Y'know, I was never this politically active before I went to prison. During that time, I witnessed fear, hatred, racism, and no small amount of gratuitous violence on a daily basis.  When I was released, I tried to leave it all behind me in the realm of bad memories.  I succeeded at first.  

My first job was doing political surveys over the phone.  Mostly for out of state municipal candidates in local elections.  The questions were always somewhat one-sided, and I always ended up feeling cheap and sordid by the end of my shift (and not in a good way, either). I believe it's referred to as "push polling". 
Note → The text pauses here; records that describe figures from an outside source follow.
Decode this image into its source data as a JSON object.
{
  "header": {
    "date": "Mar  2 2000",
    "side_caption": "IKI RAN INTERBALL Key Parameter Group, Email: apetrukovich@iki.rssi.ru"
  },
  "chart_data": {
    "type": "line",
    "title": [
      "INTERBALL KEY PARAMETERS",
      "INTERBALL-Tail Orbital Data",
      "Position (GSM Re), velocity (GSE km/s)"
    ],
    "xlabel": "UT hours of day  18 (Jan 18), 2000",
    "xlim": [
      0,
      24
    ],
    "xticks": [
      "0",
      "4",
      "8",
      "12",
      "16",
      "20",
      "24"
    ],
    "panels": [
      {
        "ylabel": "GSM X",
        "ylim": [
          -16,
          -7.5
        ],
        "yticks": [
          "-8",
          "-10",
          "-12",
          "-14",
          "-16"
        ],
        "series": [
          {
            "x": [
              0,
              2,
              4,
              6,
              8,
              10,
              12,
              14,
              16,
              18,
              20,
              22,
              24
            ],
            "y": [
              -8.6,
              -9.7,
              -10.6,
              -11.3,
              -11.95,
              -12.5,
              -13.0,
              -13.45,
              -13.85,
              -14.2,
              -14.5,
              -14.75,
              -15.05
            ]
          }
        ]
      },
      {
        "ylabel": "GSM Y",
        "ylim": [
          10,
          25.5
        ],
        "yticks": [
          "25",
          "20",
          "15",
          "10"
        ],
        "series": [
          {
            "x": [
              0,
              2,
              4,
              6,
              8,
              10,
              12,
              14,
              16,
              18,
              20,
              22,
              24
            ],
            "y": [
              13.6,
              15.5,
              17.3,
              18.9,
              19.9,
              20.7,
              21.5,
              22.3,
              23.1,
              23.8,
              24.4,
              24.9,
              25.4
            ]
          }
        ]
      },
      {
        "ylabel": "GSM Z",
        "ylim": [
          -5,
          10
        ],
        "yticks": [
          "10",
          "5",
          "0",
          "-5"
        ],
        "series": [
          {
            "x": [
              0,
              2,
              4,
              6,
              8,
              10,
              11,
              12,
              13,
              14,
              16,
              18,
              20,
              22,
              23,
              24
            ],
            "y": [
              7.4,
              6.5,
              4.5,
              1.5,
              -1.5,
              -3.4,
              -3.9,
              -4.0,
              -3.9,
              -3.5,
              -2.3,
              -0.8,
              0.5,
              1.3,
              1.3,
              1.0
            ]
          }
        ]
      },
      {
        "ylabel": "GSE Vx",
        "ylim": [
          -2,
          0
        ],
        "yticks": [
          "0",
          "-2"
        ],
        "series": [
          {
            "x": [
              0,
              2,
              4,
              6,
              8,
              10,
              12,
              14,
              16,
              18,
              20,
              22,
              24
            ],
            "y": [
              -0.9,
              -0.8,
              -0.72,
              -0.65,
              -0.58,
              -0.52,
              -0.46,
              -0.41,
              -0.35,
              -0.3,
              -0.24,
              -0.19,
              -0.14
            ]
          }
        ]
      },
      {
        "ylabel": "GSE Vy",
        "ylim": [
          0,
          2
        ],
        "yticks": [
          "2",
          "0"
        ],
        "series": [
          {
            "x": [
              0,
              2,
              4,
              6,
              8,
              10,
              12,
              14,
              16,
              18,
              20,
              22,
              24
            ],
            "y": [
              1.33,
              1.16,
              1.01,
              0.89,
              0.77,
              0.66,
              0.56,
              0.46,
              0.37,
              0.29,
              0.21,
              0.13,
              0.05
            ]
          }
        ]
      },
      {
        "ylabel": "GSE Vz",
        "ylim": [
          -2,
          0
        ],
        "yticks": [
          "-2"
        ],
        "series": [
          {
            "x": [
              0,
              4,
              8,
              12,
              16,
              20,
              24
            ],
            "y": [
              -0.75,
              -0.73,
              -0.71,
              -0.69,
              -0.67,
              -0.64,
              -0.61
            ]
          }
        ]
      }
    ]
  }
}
As the presidential election drew closer, the nature of the surveys began to change.  They became more serious, and, thankfully, more balanced.  The answers I received, however, ranged from troubling to downright scary.  The fact that Barack Obama was a person of color was a deal-breaker, and that was that.  That got me curious.  Anyone who scared such hateful and ignorant people was worth looking into.  So, I started doing my homework.  I alway knew that the right wing's main ideology was that Washington is always the enemy, stealing their hard-earned money to redistribute it to the undeserving and shiftless poor (some of whom just happen to be immigrants or black).  The more I looked into the opposition's stance, the more outraged I became.  Rush Limbaugh, who recently advocated a return to segregated buses, was always a joke, and dismissed easily enough.  The same thing goes for Hannity and all the other nut-jobs at Fox News (scaring old, white people since 1996).

Then, there's Glenn Beck.  He had done everything short of calling for armed insurrection.
Washington Monthly’s Steve Benen writes: “Beck has spent months — literally screaming and crying — insisting that the president is a socialist/fascist/communist/racist who’s trying to destroy the country through totalitarian means. Major media outlets have plenty of irresponsible voices, but Beck has been unique in his insane rantings. It wasn’t hard to imagine some of his viewers/listeners getting so worked up, they might at least consider doing something dangerous.”

Beck has recently backpedaled away from this, saying, "But just one lunatic like Timothy McVeigh could ruin everything that everyone has worked so hard for."  Of course, he doesn't mention the thousands of innocent people that could be hurt or killed by such an act.  His only concern is the protection of his twisted ideology (and his job).  But, once you yell "Fire!" in a crowded theater, it's a little hard to take it back.

I'm really starting to get worried now.  Reading some of the signs carried during the recent "million-moron march" quite literally sickened me.  Recently a Muslim woman came in to my workplace.  She wanted my help picking out a bottle of wine for a Jewish friend for Rosh Hashanah.  (Unfortunately, I was of little help to her.  Being a atheist, most religion looks the same to me.)  Still, I thought it was really cool, and was thinking "Only in America".  My next customer, who in all other respects was a sweet, little old lady, leaned close to me and whispered, "I wish they were all dead."

It broke my heart.  Such hate and ignorance, spoken so casually, was the same I witnessed in prison.  The base, primal fear of anything that looks and acts different might have served some purpose early in our evolution.  The irony is, that same fear may also end us as a species.

Me?  I like diversity, reason, and compassion.  I like the fact that I can get on a bus and hear six different languages spoken. I've met a lot of good people from all over the world, and my first thought isn't, "Why can't they look and act more like me?"

Perhaps prison served its intended purpose.  It made me want to be a more active, responsible person; to leave behind something positive when I go.

So, to all you conservatives out there, so desperate for an enemy to hate.  Relax, you found him.